Sekolah dan Siswa Diharapkan Lebih Optimal Simpan Permanan Akun LTPMT

( kata)
Sekolah dan Siswa Diharapkan Lebih Optimal Simpan Permanan Akun LTPMT
Ilustrasi. Dok/Lampost.co

Bandar Lampung (Lampost.co) -- Sekolah dan siswa jenjang menengah atas atau sederajat diharapkan lebih optimal dalam melakukan simpan permanen akun Lembaga Tes Masuk Perguruan Tinggi (LTMPT) untuk proses SNMPTN 2020. Hal itu agar siswa/siswi dapat ikut seleksi nasional masuk perguruan tinggi negeri (SNMPTN) pada tahun 2020.  

Sebab, jika sekolah dan siswa di jenjang SMA, SMK, dan MA tidak melakukan registrasi simpan permanen akun LTMPT, tidak bisa mengikuti kesempatan memproses pengisian pangkalan data sekolah dan siswa (PDSS) maupun SNMPTN 2020.

"Kalau tidak melakukan simpan permanen akun, mereka tidak bisa ikut SNMPTN. Namun, bila tidak bisa mengikuti SNMPTN, siswa-siswinya bisa mengikuti SBMPTN," kata Kepala Badan Pengelolaan Penerimaan Mahasiswa Baru Universitas Lampung, M. Komarudin kepada Lampost.co, Kamis, 9 Januari 2020.

Sementara Ketua MKKS SMA Lampung, Suharto mengatakan pihaknya menunggu laporan terkait data-data yang sudah melakukan simpan permanen atau belum. Ia menceritakan dari beberapa laporan yang sudah masuk ada beberapa kendala yang dialami sekolah, seperti pertama masalah akreditasi yang tidak muncul, kedua ada server yang overload dan ngedrop sampai tiga kali.

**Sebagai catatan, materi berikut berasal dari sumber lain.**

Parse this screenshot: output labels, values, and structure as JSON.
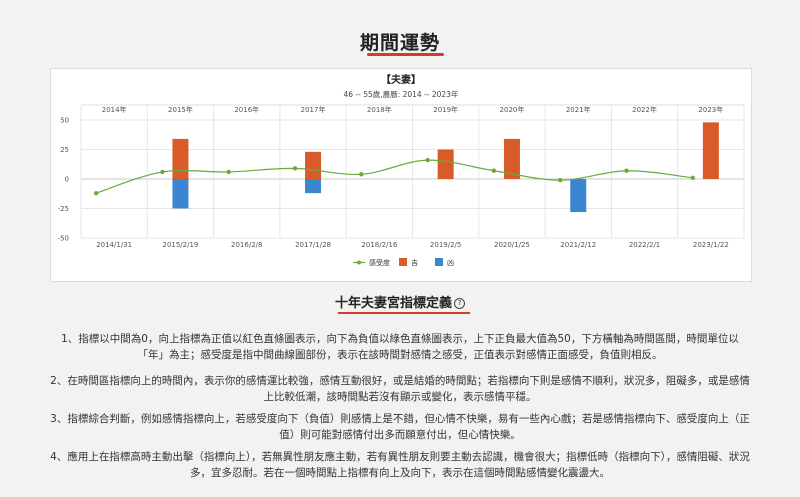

"Kemudian masalah sinkronisasi data antara Kementerian Pendidikan dan Kementerian Agama. Namun, saat ini progresnya sudah ke arah positif," kata Kepala SMA Negeri 9 Bandar Lampung ini.

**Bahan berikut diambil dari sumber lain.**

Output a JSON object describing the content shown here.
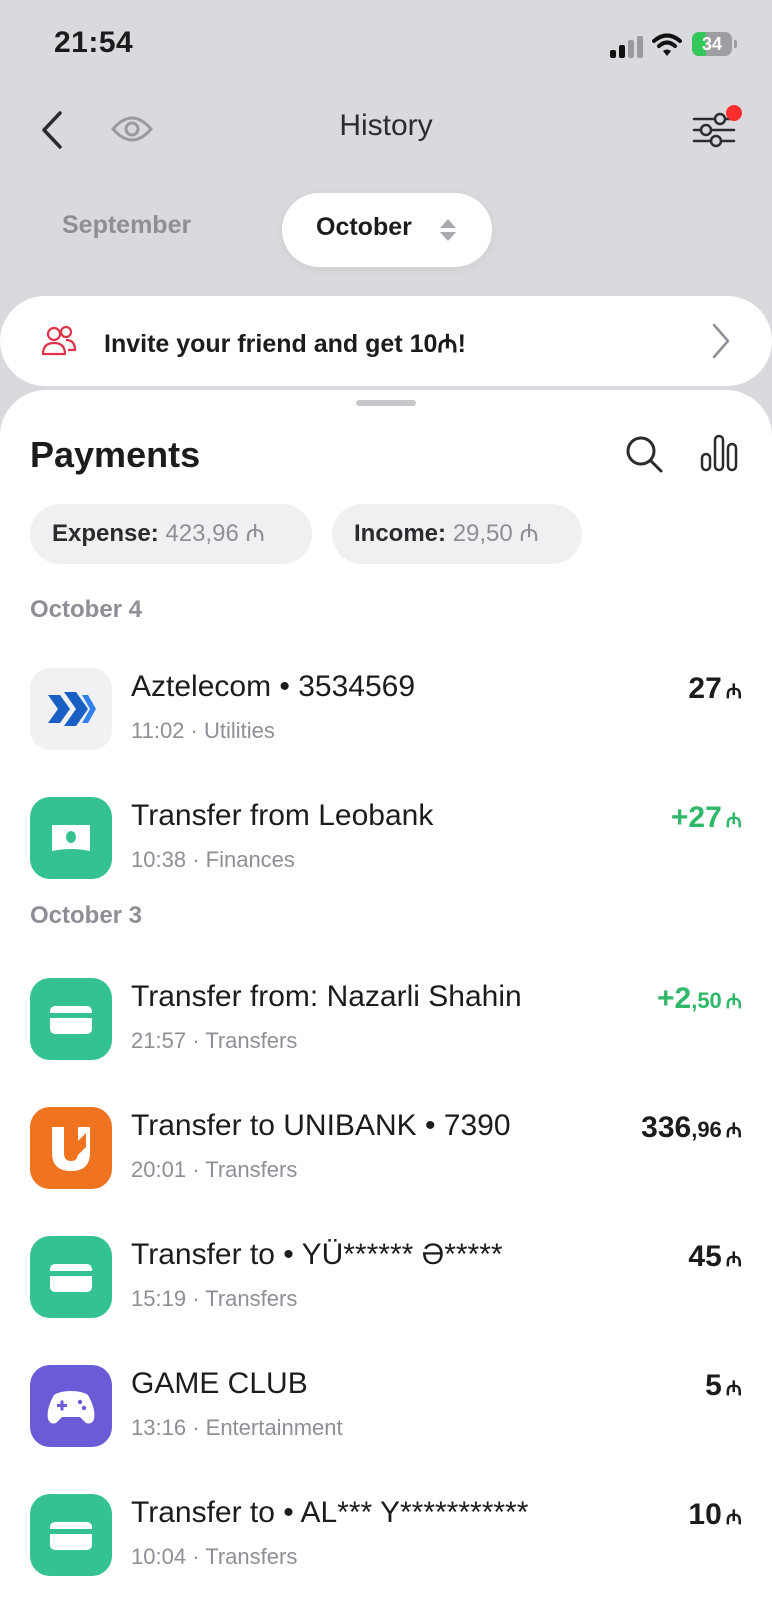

Dia mengimbau setiap sekolah berkoordinasi dan berkonsultasi dengan pihak-pihak terkait, seperti Universitas Lampung dan sebagainya. Kemudian pihaknya juga menemukan adanya siswa-siswi yang tidak mau daftar kuliah. Meskipun tidak bisa memaksa, pihaknya tetap mendorong optimal dalam melakukan simpan permanen akun LTPMT.

"Pada prinsipnya Dinas Pendidikan dan MKKS melakukan koordinasi dengan teman-teman di sekolah. Sekolah juga melakukan langkah-langkah kalau ada persoalan yang terjadi. Persoalan teknis kebanyakan," katanya.